Mr. Palazzo testified extensively about the negative impact Ms. Kass' actions had upon the operations and efficiency of his department. He testified that the improper utility hookups on Ms. Kass' property posed a fire hazard. He further stated that he was telephoned and approached in person on numerous occasions by multiple trailer park owners, several of whom threatened to sue the PPG because it had allowed one of its own officials to violate the law while enforcing compliance from the general public. Mr. Palazzo also said that one of Ms. Kass' neighbors, who had been cited for having an unpermitted trailer, told him Ms. Kass had informed her she did not need a permit. Describing the situation, Mr. Palazzo said: " So that's the problem I'm dealing with, I'm trying to put out a fire and my chief is throwing gasoline on it." Mr. Palazzo testified that, considering Ms. Kass' position of leadership, extensive knowledge and years of [2014-0830 La.App. 4 Cir. 8] experience, he believed termination of her employment was the only appropriate option.

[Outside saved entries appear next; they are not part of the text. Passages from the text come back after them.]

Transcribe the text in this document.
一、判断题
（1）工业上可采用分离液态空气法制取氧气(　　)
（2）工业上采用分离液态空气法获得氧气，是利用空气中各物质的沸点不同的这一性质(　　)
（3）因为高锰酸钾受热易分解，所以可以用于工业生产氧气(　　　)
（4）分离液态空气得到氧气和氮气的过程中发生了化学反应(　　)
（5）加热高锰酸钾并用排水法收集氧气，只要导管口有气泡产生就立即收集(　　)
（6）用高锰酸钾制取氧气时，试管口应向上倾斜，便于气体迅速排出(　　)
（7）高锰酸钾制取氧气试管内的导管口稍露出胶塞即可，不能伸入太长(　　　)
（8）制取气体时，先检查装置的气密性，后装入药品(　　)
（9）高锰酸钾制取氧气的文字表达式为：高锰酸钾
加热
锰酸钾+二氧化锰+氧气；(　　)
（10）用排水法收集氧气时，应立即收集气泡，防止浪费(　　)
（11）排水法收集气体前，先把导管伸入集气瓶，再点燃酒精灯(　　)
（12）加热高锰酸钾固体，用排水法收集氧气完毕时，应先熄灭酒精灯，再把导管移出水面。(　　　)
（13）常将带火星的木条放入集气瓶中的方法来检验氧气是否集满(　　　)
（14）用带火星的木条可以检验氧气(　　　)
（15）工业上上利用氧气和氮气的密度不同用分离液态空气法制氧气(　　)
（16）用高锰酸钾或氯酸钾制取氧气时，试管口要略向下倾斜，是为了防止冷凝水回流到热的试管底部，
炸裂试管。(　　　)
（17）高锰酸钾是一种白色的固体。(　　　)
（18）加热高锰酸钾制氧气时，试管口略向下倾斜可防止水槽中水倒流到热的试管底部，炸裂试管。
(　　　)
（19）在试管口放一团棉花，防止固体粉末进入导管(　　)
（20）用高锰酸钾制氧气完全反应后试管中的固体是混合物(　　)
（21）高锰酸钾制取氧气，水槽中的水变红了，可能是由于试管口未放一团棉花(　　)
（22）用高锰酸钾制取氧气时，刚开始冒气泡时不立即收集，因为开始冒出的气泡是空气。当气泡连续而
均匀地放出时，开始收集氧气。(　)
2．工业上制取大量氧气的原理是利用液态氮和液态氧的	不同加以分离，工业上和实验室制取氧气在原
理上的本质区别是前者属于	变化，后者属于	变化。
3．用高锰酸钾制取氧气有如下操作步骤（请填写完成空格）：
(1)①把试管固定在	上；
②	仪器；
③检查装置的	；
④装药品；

We find no manifest error in the Commission's factual finding that Ms. Kass knowingly violated PPG ordinances. Further, the evidence supports the Commission's decision that the discipline imposed upon Ms. Kass was based on legal cause and was commensurate with her infractions. Accordingly, that decision is neither arbitrary, capricious, nor an abuse of discretion. We therefore affirm the Commission's decision.